Object size for characters in R - How does R global string pool work?

核能气质少年 提交于 2019-12-04 19:27:11


I am reading Hadley's Advanced R Programming and when it discusses the memory size for characters it says this:

R has a global string pool. This means that each unique string is only stored in one place, and therefore character vectors take up less memory than you might expect.

The example the book gives is this:

#> 96 B
object_size(rep("banana", 10))
#> 216 B

One of the exercises in this section is to compare these two character vectors:

vec <- lapply(0:50, function(i) c("ba", rep("na", i)))
str <- lapply(vec, paste0, collapse = "")

13.4 kB

8.74 kB

Now, since the passage states that R has a global string pool, and since vector vec is composed mainly of repetitions of two strings ("ba" and "na") I actually would - intuitively - expect the size of vec to be smaller than the size of str.

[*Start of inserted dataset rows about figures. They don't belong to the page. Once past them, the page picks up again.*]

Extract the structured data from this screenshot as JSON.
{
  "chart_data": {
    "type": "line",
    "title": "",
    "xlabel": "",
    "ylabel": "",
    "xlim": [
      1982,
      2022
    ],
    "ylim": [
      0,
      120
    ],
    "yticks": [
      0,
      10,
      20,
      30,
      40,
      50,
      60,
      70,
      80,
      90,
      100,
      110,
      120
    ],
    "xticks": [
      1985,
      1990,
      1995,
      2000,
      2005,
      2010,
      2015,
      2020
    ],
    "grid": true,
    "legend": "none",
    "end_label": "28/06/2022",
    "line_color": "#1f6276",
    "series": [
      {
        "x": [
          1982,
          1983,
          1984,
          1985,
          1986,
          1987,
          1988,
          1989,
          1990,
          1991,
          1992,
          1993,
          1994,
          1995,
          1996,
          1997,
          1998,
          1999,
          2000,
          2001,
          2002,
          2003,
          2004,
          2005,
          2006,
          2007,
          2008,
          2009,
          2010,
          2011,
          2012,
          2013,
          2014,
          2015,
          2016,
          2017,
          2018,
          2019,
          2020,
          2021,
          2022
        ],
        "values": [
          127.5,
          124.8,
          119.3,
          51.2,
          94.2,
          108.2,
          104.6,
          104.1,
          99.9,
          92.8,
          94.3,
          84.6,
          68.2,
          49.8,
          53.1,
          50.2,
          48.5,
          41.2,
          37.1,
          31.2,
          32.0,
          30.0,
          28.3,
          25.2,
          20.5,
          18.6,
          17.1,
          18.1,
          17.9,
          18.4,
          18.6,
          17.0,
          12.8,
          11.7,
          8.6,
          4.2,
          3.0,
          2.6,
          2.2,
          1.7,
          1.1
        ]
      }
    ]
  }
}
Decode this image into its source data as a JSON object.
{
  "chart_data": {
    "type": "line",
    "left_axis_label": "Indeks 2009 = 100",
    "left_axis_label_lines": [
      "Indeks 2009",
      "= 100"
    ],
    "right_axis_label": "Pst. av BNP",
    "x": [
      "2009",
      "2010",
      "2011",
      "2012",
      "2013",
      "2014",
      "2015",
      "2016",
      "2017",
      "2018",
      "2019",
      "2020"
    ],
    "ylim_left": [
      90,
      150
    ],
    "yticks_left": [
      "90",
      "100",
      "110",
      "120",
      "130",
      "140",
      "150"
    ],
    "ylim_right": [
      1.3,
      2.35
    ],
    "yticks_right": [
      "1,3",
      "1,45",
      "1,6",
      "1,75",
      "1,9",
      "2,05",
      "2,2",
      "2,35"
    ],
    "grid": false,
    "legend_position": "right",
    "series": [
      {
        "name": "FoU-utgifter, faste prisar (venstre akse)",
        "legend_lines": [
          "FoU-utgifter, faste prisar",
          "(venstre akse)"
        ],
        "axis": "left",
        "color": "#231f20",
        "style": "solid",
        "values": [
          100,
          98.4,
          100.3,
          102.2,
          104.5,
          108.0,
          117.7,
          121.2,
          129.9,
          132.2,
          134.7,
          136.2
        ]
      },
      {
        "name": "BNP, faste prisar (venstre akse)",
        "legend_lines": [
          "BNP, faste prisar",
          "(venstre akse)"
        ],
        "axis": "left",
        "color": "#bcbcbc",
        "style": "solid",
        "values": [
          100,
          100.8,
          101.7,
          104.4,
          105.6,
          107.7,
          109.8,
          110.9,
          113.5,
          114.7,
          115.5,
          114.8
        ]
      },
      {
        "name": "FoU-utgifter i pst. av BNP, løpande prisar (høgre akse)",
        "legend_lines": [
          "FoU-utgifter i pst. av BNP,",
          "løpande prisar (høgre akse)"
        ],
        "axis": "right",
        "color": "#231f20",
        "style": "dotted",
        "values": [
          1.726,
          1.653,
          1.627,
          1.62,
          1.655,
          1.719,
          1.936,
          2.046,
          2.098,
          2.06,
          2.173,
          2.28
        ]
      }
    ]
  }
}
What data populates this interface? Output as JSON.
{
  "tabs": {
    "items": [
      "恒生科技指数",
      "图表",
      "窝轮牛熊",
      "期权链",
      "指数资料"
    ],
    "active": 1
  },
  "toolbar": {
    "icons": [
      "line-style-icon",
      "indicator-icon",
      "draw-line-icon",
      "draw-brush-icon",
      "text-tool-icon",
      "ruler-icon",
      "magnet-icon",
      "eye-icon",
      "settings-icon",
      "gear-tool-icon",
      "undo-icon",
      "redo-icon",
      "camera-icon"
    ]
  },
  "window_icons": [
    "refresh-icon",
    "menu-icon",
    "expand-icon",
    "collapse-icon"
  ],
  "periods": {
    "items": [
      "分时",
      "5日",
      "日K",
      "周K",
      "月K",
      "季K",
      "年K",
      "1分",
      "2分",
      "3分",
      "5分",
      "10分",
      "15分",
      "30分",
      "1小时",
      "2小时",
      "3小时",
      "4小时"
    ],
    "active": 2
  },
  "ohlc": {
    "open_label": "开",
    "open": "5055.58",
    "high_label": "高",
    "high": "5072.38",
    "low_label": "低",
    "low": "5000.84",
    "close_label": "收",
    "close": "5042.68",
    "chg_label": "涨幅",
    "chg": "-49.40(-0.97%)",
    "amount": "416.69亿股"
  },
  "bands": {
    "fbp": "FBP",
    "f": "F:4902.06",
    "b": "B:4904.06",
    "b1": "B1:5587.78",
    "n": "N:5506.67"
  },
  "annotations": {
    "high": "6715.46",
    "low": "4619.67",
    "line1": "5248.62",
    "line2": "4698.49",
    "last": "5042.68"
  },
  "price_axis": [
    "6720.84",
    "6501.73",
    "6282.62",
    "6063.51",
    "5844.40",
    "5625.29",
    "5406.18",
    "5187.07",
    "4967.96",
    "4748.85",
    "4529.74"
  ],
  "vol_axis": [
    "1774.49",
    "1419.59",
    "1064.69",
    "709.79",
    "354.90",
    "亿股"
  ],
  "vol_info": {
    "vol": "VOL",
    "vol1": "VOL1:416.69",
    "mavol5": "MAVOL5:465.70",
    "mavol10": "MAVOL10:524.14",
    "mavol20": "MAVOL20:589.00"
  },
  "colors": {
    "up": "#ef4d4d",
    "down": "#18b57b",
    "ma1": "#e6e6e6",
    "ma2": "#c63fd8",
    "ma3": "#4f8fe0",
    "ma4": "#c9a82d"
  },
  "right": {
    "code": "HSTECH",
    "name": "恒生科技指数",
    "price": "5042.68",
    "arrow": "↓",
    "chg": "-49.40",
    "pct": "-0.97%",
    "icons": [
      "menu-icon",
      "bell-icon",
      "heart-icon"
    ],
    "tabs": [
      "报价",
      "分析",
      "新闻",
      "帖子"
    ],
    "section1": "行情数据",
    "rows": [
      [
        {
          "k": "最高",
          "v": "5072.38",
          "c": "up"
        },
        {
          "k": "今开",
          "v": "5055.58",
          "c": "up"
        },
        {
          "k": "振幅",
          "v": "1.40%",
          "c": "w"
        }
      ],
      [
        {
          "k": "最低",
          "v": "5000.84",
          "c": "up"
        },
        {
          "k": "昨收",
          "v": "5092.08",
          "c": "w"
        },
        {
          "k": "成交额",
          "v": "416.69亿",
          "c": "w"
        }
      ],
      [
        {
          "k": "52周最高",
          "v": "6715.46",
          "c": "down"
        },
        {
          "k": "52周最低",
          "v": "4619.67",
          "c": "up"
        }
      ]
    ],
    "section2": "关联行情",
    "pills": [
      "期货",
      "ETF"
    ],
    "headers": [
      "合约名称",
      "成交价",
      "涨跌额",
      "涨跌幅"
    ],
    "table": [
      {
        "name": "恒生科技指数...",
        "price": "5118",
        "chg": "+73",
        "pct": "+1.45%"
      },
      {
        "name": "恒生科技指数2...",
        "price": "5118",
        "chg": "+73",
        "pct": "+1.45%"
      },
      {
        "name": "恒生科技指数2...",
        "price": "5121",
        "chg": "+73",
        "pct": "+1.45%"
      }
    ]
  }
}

So my question is: how could you most accurately estimate the size of those vectors beforehand?


The key difference is because of the pointers in vec: each of the short scalar strings (CHARSXPs) has to be pointed from the corresponding string vector (STRSXP). You have some 1326 of such string pointers inside vec, but only 51 in str (a pointer is probably 8 bytes on your platform). The pool is for scalar strings (aka CHARSXP cache). Another non-obvious factor is internal fragmentation, e.g. on my system, a scalar string takes the same size regardless of whether it has zero to 7 characters, an 8 character string only takes more, and so on. See the repeated sizes in the following:

unlist(sapply(str, object.size))

[1] 96 96 96 104 104 104 104 120 120 120 120 120 120 120 120 136 136 136 136

[20] 136 136 136 136 152 152 152 152 152 152 152 152 216 216 216 216 216 216 216

[39] 216 216 216 216 216 216 216 216 216 216 216 216 216

These are, however, implementation details of R's memory manager that could change and one should not depend on them in any way in user programs - with another object layout/memory manager, str could use more space than vec.